I needed a counting system that goes like in the spreadsheet below.
The columns are different representations of the same counting system.
Given a limit of X digits (5 in this example), we count by adding digits first. Once we we hit X digits, we have to increment the oldest digit accordingly.
In this system, counting to 5 would be like: 1, 11, 111, 1111, 11111. If we wanted to represent 6, we'd use 2. 7 would be 21, then 8 is 211 and so on. Until we fill out the 5 digits with 2s. Then we'd move onto 3 and begin again: 3, 31, 311, 3111, 31111, 32, 321, 3211, etc.
My example above is column 3, but the same logic applies with emojis, letters, or placing the new digits in front like column 4 instead.
I was curious if there is a name for this counting system, or if there is a known function/algorithm for generating the digits of this system given a base10 digit.
So, f(8) = 211 if using column 3 or f(8) = 112 if using column 4 in the picture.
This can be viewed as a modification of the combinadics system, where one uses multisets instead of sets.

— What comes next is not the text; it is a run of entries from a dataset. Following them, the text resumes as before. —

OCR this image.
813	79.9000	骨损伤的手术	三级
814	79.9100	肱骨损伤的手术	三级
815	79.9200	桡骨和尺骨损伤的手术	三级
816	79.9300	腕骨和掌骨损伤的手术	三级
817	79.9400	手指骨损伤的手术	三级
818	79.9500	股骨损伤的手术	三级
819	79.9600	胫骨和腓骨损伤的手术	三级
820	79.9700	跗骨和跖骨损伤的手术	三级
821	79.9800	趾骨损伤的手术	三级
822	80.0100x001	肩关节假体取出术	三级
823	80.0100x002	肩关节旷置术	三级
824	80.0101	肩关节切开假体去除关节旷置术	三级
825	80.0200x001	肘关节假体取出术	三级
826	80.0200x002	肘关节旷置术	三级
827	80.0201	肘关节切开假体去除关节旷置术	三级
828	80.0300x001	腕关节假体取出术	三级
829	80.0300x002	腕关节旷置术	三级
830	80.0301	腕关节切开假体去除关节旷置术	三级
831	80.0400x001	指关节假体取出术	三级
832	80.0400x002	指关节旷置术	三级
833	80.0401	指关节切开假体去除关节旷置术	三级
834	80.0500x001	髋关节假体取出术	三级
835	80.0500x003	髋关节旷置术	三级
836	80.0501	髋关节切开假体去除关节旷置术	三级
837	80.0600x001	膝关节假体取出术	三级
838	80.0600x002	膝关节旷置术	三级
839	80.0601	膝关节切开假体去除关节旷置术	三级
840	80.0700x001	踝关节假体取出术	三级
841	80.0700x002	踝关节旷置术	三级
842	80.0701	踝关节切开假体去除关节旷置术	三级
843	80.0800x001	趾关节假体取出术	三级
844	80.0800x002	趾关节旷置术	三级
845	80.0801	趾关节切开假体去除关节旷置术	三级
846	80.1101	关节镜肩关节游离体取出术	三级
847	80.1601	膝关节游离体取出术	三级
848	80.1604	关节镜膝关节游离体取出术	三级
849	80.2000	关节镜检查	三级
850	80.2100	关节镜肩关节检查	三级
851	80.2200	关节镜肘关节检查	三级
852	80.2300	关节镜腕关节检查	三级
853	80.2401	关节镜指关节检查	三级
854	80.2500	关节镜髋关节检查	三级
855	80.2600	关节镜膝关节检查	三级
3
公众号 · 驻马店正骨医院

Looking at your third column, let me first give a function which takes in a string like
22110, and tells us that the string occurs in row $13$ of the table. The rule is: $$ \newcommand\mchoose[2]{\left(\!\!{#1 \choose #2}\!\!\right)} \text{index}(d_nd_{n-1}\cdots d_1)=\mchoose{d_n}{n}+\mchoose{d_{n-1}}{n-1}+\dots+\mchoose{d_1}1 $$ Here, $\mchoose nk$ is the multichoose coefficient, defined by $$ \mchoose nk=\binom{n+k-1}k=\frac{(n+k-1)!}{(n-1)!\cdot k!} $$ Therefore, $\text{index}(22110)=\mchoose 25+\mchoose24+\mchoose13+\mchoose12+\mchoose01=6+5+1+1+0=13.$This shows that your system is weird kind of positional number system. Whereas radix systems have a fixed number of digits, but unlimited length, your number system has a fixed length, but infinitely many possible digits. Furthermore, the digits are interdependent, in that $0\le d_1\le d_2\le \dots \le d_n$ must be a weakly increasing sequence. As you march through these strings in the order of their index, you enumerate the multi-subsets of the nonnegative integers with cardinality $5$ in lexicographic order. If you instead encode your sequences in increasing order, like $d_1d_2\dots d_n$, then the indexing comes from the colexicographic order.
The combinadics system is very similar. Instead, the valid digit sequences must be strictly increasing, $0\le d_1<d_2<\dots<d_n$, and we replace the multichoose coefficients in the index formula with regular binomial coefficients.